Отанис постучал. Дверь, запертая на цепочку, приоткрылась на дюйм, и в щель высунулась недовольная физиономия. Конан широко улыбнулся и поднял золотую монету. Цепочка со звоном откинулась, и оба посетителя вошли.

Они оказались в крошечной пивнушке, потолок которой был так низок, что Конану пришлось пригнуть голову. Камыш, постеленный на пол, лежал там, несомненно, уже несколько недель и вонял кислым пивом и нечистотами. Каменные светильники отбрасывали приглушенный дымный свет, можно было разглядеть несколько человек с хитрыми мордами и ножами за поясом. Они сидели на полу, скрестив ноги. Девка, явно уже пережившая свои юные годы, вымазанная толстым слоем косметики, скорчилась, никем не замечаемая, поблизости. Жареная свинина на вертеле подогревалась на пылающих углях жаровни. Воздух из-за этого был здесь еще непереносимее, чем в переулке.

Отанис перебросился парой слов на стигийском с одноглазым хозяином и сунул ему несколько монет.
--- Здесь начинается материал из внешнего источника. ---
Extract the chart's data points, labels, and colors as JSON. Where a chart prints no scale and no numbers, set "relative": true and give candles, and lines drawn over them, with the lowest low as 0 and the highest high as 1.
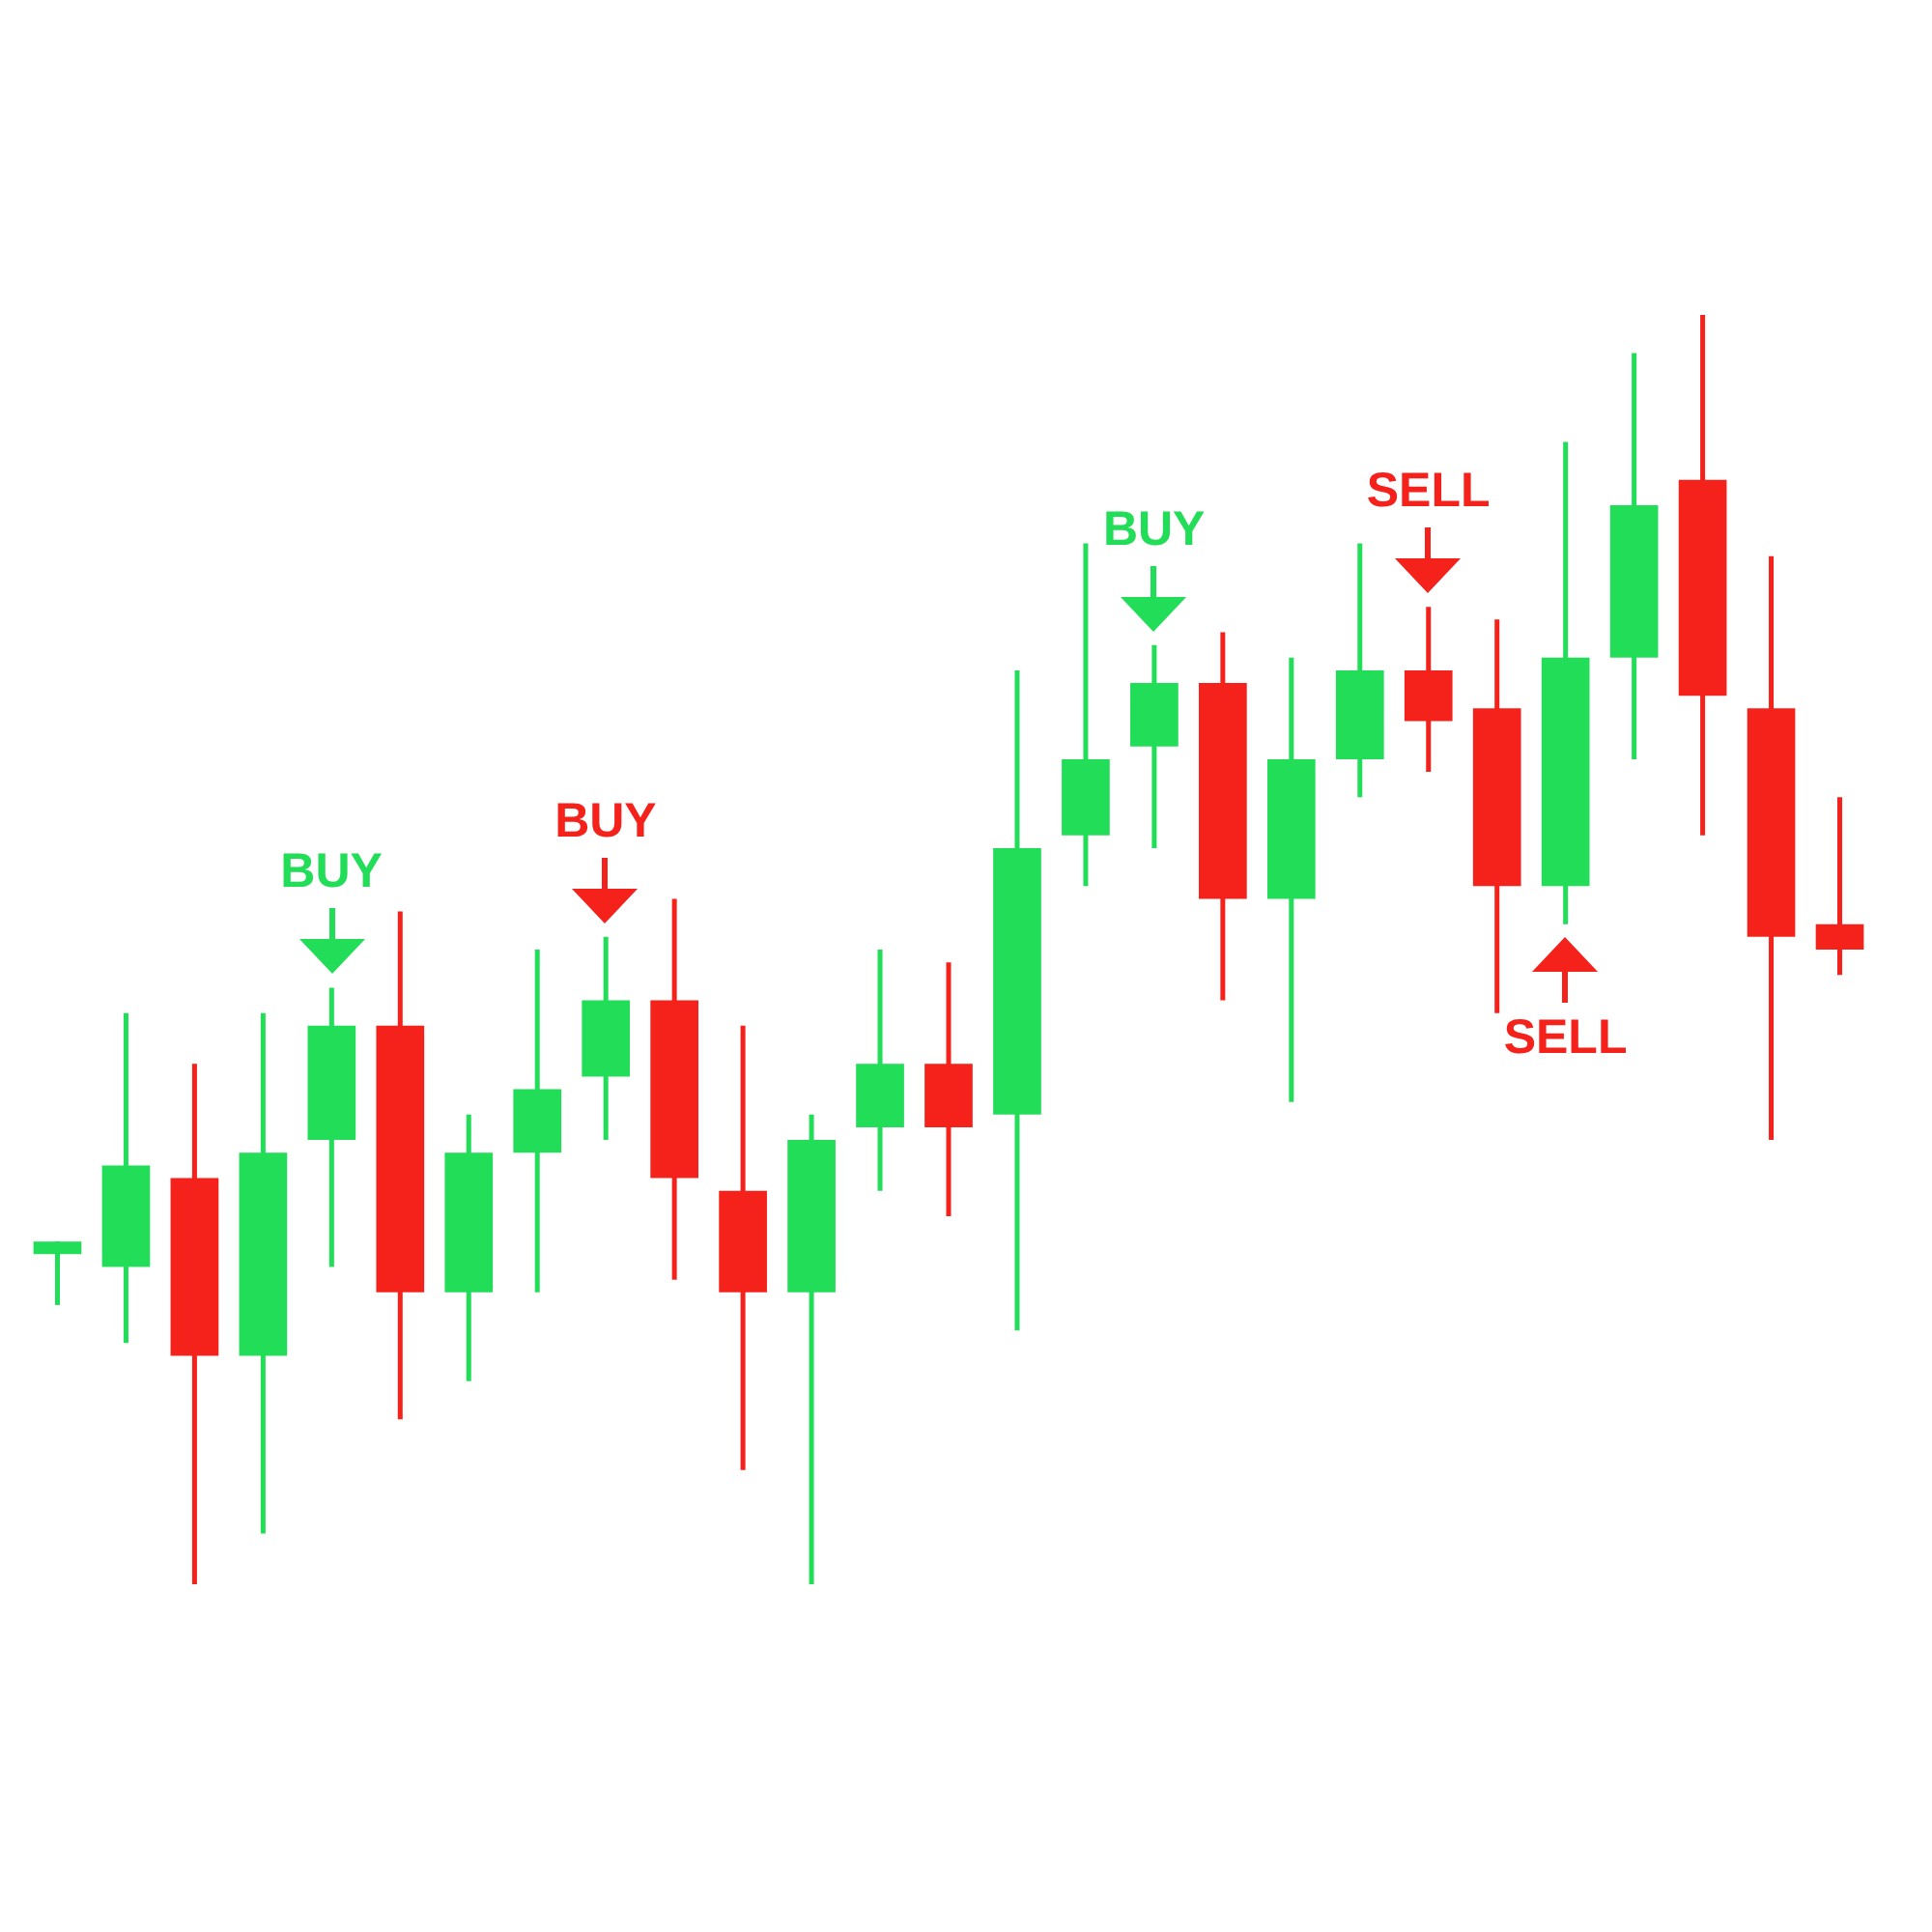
{
  "chart_data": {
    "type": "candlestick",
    "relative": true,
    "categories": [
      null,
      null,
      null,
      null,
      null,
      null,
      null,
      null,
      null,
      null,
      null,
      null,
      null,
      null,
      null,
      null,
      null,
      null,
      null,
      null,
      null,
      null,
      null,
      null,
      null,
      null,
      null
    ],
    "ohlc": [
      [
        0.26,
        0.27,
        0.22,
        0.27
      ],
      [
        0.25,
        0.45,
        0.19,
        0.33
      ],
      [
        0.32,
        0.41,
        0,
        0.18
      ],
      [
        0.18,
        0.45,
        0.04,
        0.34
      ],
      [
        0.35,
        0.47,
        0.25,
        0.44
      ],
      [
        0.44,
        0.53,
        0.13,
        0.23
      ],
      [
        0.23,
        0.37,
        0.16,
        0.34
      ],
      [
        0.34,
        0.5,
        0.23,
        0.39
      ],
      [
        0.4,
        0.51,
        0.35,
        0.46
      ],
      [
        0.46,
        0.54,
        0.24,
        0.32
      ],
      [
        0.31,
        0.44,
        0.09,
        0.23
      ],
      [
        0.23,
        0.37,
        0,
        0.35
      ],
      [
        0.36,
        0.5,
        0.31,
        0.41
      ],
      [
        0.41,
        0.49,
        0.29,
        0.36
      ],
      [
        0.37,
        0.72,
        0.2,
        0.58
      ],
      [
        0.59,
        0.82,
        0.55,
        0.65
      ],
      [
        0.66,
        0.74,
        0.58,
        0.71
      ],
      [
        0.71,
        0.75,
        0.46,
        0.54
      ],
      [
        0.54,
        0.73,
        0.38,
        0.65
      ],
      [
        0.65,
        0.82,
        0.62,
        0.72
      ],
      [
        0.72,
        0.77,
        0.64,
        0.68
      ],
      [
        0.69,
        0.76,
        0.45,
        0.55
      ],
      [
        0.55,
        0.9,
        0.52,
        0.73
      ],
      [
        0.73,
        0.97,
        0.65,
        0.85
      ],
      [
        0.87,
        1,
        0.59,
        0.7
      ],
      [
        0.69,
        0.81,
        0.35,
        0.51
      ],
      [
        0.52,
        0.62,
        0.48,
        0.5
      ]
    ],
    "colors": [
      "#22dd58",
      "#22dd58",
      "#f5211b",
      "#22dd58",
      "#22dd58",
      "#f5211b",
      "#22dd58",
      "#22dd58",
      "#22dd58",
      "#f5211b",
      "#f5211b",
      "#22dd58",
      "#22dd58",
      "#f5211b",
      "#22dd58",
      "#22dd58",
      "#22dd58",
      "#f5211b",
      "#22dd58",
      "#22dd58",
      "#f5211b",
      "#f5211b",
      "#22dd58",
      "#22dd58",
      "#f5211b",
      "#f5211b",
      "#f5211b"
    ],
    "annotations": [
      "BUY",
      "BUY",
      "BUY",
      "SELL",
      "SELL"
    ]
  }
}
Обращаясь к Конану, он указал на дверь и перешел на шемитский язык:

— Постель на одного — вдруг подцепите насекомых. Первая комната направо, если пройдете через эту дверь. Я оплатил за неделю для вас. Не позволяйте Проглоту обсчитывать вас, подавая еду и питье. Он наверняка попытается.

У Конана вытянулось лицо:

— Запереться на целую неделю в этом хлеву?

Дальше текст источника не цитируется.